All things considered, I think it’s worth looking at as a speculative property. I will keep the position small and manage the risk carefully.
The success of this investment trust can largely be attributed to its focused strategy and willingness to diverge from traditional benchmarks. Unlike index-tracking funds that mirror the composition of the FTSE 100, this trust has concentrated its portfolio in high-growth sectors such as technology, renewable energy, and digital infrastructure. These sectors have benefited from long-term structural trends, including the global shift toward clean energy and the rapid pace of digital transformation.
Another key factor behind the trust’s exceptional performance is its active management approach. Fund managers have demonstrated agility in reallocating capital as market conditions evolve. By identifying undervalued assets early and maintaining a forward-looking perspective, they have been able to capture gains that passive strategies might miss. This flexibility has proven especially valuable in 2026, a year characterized by rapid changes in interest rates, inflation expectations, and geopolitical developments.
Investor sentiment has also played a significant role. As confidence in traditional markets wavered, many investors sought alternative avenues for growth. The trust’s strong track record and bold investment choices attracted both retail and institutional capital, creating a positive feedback loop. Increased inflows allowed the fund to scale its positions and further enhance returns, reinforcing its reputation as a top performer.

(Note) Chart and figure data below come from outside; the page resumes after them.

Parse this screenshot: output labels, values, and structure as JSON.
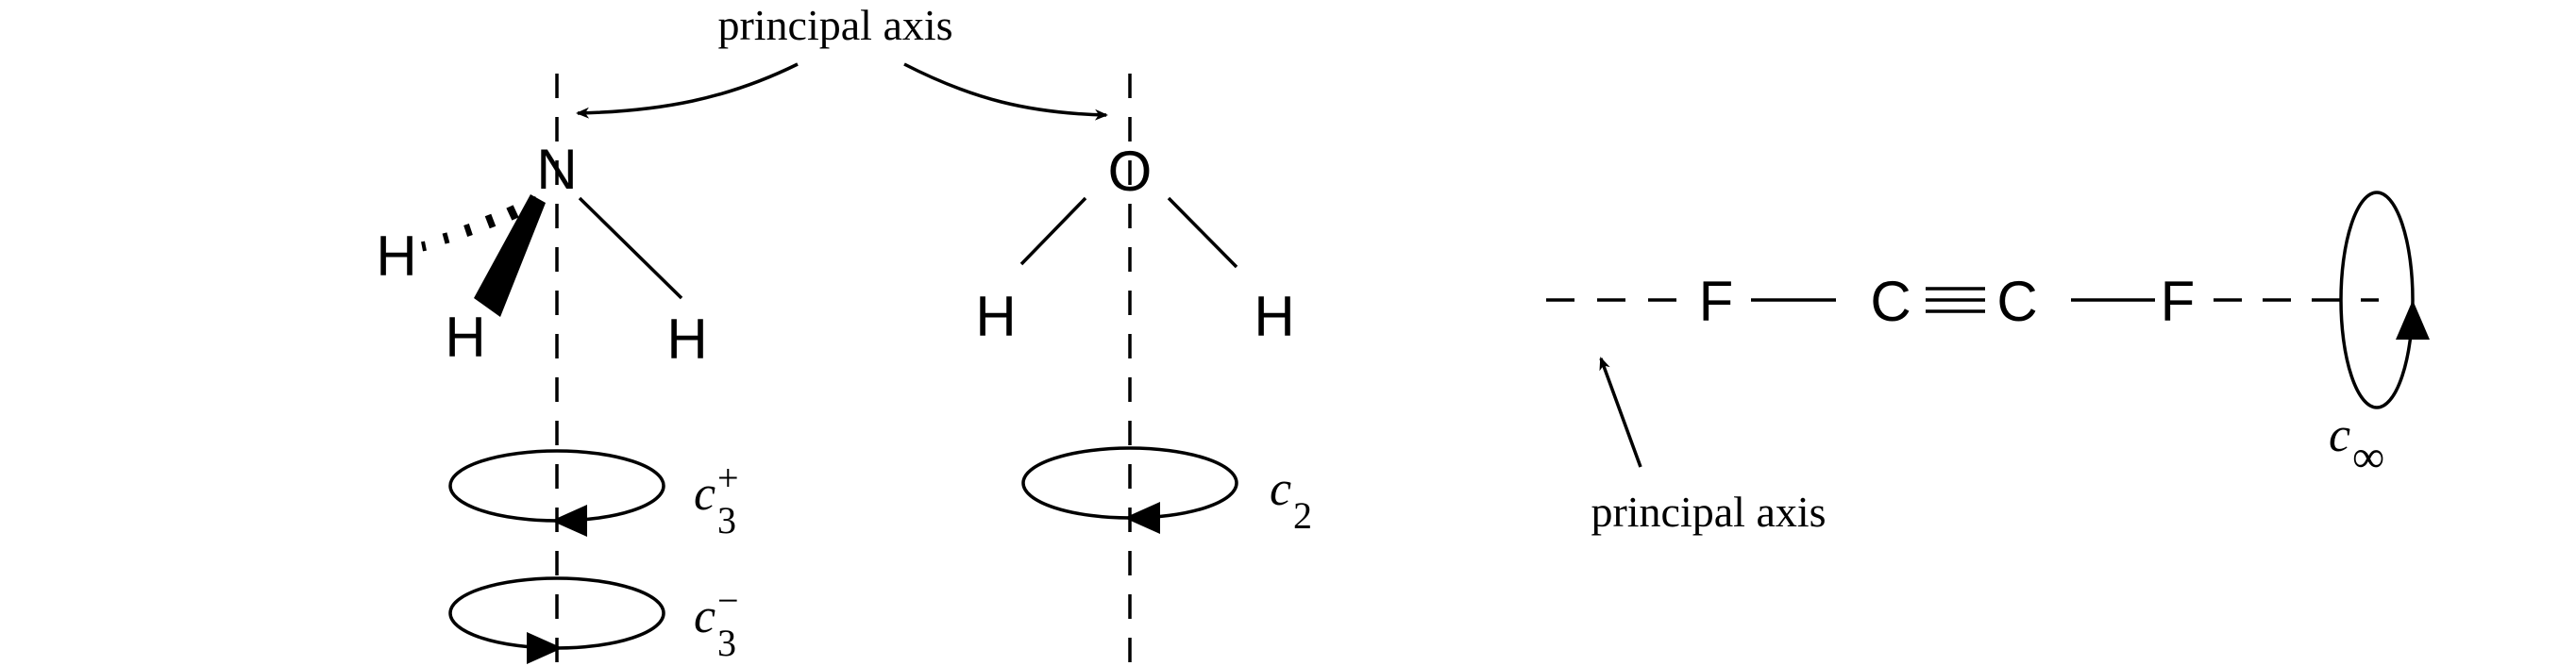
{
  "labels": {
    "principal_axis_top": "principal axis",
    "principal_axis_bottom": "principal axis"
  },
  "ammonia": {
    "center_atom": "N",
    "hydrogens": [
      "H",
      "H",
      "H"
    ],
    "c3_plus": {
      "symbol": "c",
      "subscript": "3",
      "superscript": "+"
    },
    "c3_minus": {
      "symbol": "c",
      "subscript": "3",
      "superscript": "−"
    }
  },
  "water": {
    "center_atom": "O",
    "hydrogens": [
      "H",
      "H"
    ],
    "c2": {
      "symbol": "c",
      "subscript": "2"
    }
  },
  "difluoroacetylene": {
    "atoms": [
      "F",
      "C",
      "C",
      "F"
    ],
    "triple_bond": "≡",
    "c_inf": {
      "symbol": "c",
      "subscript": "∞"
    }
  }
}
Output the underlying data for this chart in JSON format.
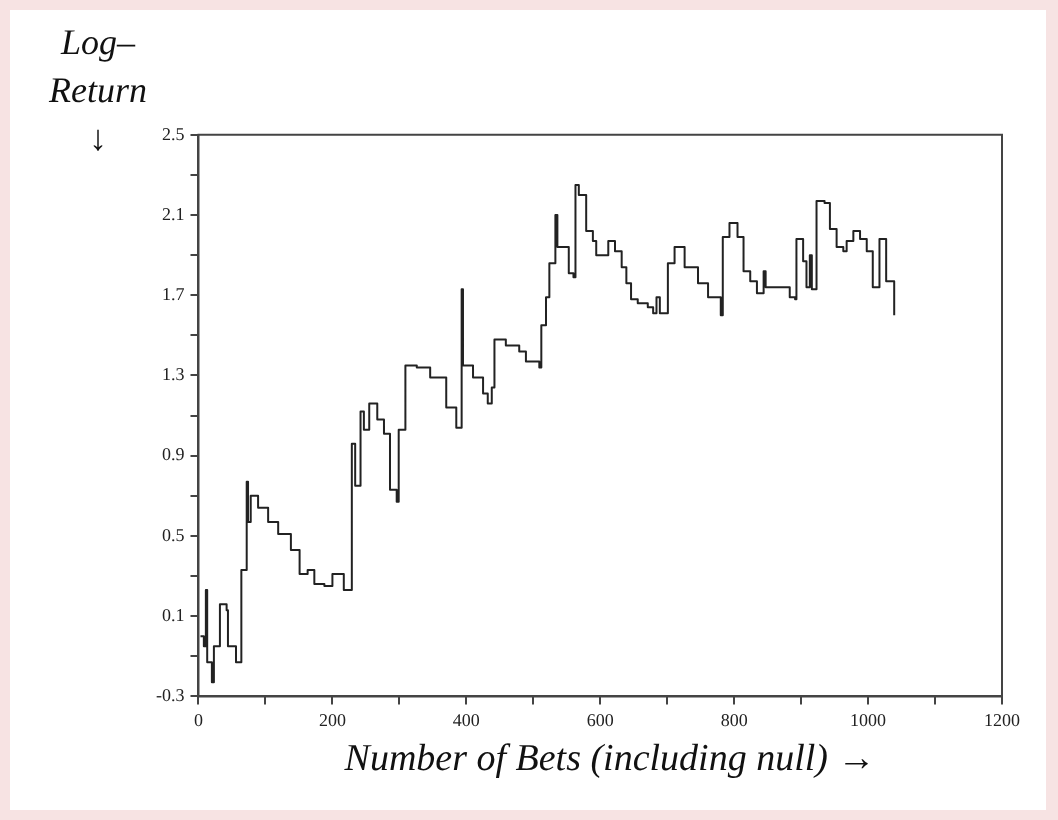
{
  "chart_data": {
    "type": "step",
    "xlabel": "Number of Bets (including null) →",
    "ylabel": "Log– Return ↓",
    "xlim": [
      0,
      1200
    ],
    "xticks": [
      0,
      {
        "value": 100,
        "label": null
      },
      200,
      {
        "value": 300,
        "label": null
      },
      400,
      {
        "value": 500,
        "label": null
      },
      600,
      {
        "value": 700,
        "label": null
      },
      800,
      {
        "value": 900,
        "label": null
      },
      1000,
      {
        "value": 1100,
        "label": null
      },
      1200
    ],
    "ylim": [
      -0.3,
      2.5
    ],
    "yticks": [
      -0.3,
      {
        "value": -0.1,
        "label": null
      },
      0.1,
      {
        "value": 0.3,
        "label": null
      },
      0.5,
      {
        "value": 0.7,
        "label": null
      },
      0.9,
      {
        "value": 1.1,
        "label": null
      },
      1.3,
      {
        "value": 1.5,
        "label": null
      },
      1.7,
      {
        "value": 1.9,
        "label": null
      },
      2.1,
      {
        "value": 2.3,
        "label": null
      },
      2.5
    ],
    "grid": false,
    "legend": false,
    "marker": "none",
    "line_style": "solid",
    "series": [
      {
        "color": "#222222",
        "x": [
          3,
          8,
          11,
          13,
          20,
          23,
          32,
          42,
          44,
          56,
          64,
          71,
          72,
          74,
          78,
          89,
          104,
          119,
          138,
          151,
          163,
          173,
          188,
          200,
          217,
          229,
          234,
          242,
          247,
          255,
          267,
          277,
          286,
          296,
          299,
          309,
          326,
          346,
          370,
          385,
          393,
          395,
          410,
          425,
          432,
          438,
          442,
          459,
          479,
          489,
          509,
          512,
          519,
          524,
          533,
          536,
          548,
          553,
          560,
          563,
          568,
          579,
          589,
          594,
          612,
          622,
          632,
          639,
          646,
          656,
          671,
          679,
          684,
          689,
          699,
          701,
          711,
          726,
          746,
          761,
          777,
          780,
          783,
          793,
          805,
          814,
          824,
          834,
          844,
          847,
          878,
          883,
          891,
          893,
          903,
          908,
          913,
          916,
          923,
          935,
          943,
          953,
          963,
          968,
          978,
          988,
          998,
          1007,
          1017,
          1027,
          1039
        ],
        "values": [
          0.0,
          -0.05,
          0.23,
          -0.13,
          -0.23,
          -0.05,
          0.16,
          0.13,
          -0.05,
          -0.13,
          0.33,
          0.33,
          0.77,
          0.57,
          0.7,
          0.64,
          0.57,
          0.51,
          0.43,
          0.31,
          0.33,
          0.26,
          0.25,
          0.31,
          0.23,
          0.96,
          0.75,
          1.12,
          1.03,
          1.16,
          1.08,
          1.01,
          0.73,
          0.67,
          1.03,
          1.35,
          1.34,
          1.29,
          1.14,
          1.04,
          1.73,
          1.35,
          1.29,
          1.21,
          1.16,
          1.24,
          1.48,
          1.45,
          1.42,
          1.37,
          1.34,
          1.55,
          1.69,
          1.86,
          2.1,
          1.94,
          1.94,
          1.81,
          1.79,
          2.25,
          2.2,
          2.02,
          1.97,
          1.9,
          1.97,
          1.92,
          1.84,
          1.76,
          1.68,
          1.66,
          1.64,
          1.61,
          1.69,
          1.61,
          1.61,
          1.86,
          1.94,
          1.84,
          1.76,
          1.69,
          1.69,
          1.6,
          1.99,
          2.06,
          1.99,
          1.82,
          1.77,
          1.71,
          1.82,
          1.74,
          1.74,
          1.69,
          1.68,
          1.98,
          1.87,
          1.74,
          1.9,
          1.73,
          2.17,
          2.16,
          2.03,
          1.94,
          1.92,
          1.97,
          2.02,
          1.98,
          1.92,
          1.74,
          1.98,
          1.77,
          1.6
        ]
      }
    ]
  }
}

It’s important to note that such high returns often come with elevated risk. Concentrated portfolios and exposure to emerging sectors can lead to significant volatility. While the trust has delivered impressive gains this year, its performance may not be consistent over the long term. Investors should carefully consider their risk tolerance and investment horizon before committing capital.
The broader implications of this outperformance extend beyond a single fund. It highlights the potential advantages of active management in certain market conditions. While passive investing has gained popularity due to its low costs and simplicity, this example demonstrates that skilled managers can still generate substantial alpha by deviating from standard indices like the FTSE 100.
Looking ahead, the sustainability of these returns will depend on several factors. Continued growth in the trust’s core sectors, supportive macroeconomic conditions, and effective risk management will all be crucial. Additionally, as more investors take notice, the challenge of maintaining a competitive edge may increase, particularly if market dynamics shift or valuations become stretched.
In conclusion, the extraordinary performance of this investment trust in 2026 serves as a reminder that opportunities for outsized returns still exist in today’s complex financial landscape. By combining strategic focus, active management, and a willingness to embrace innovation, the fund has significantly outpaced the FTSE 100. However, as with any high-performing investment, a balanced perspective is essential to navigate the risks and uncertainties that lie ahead.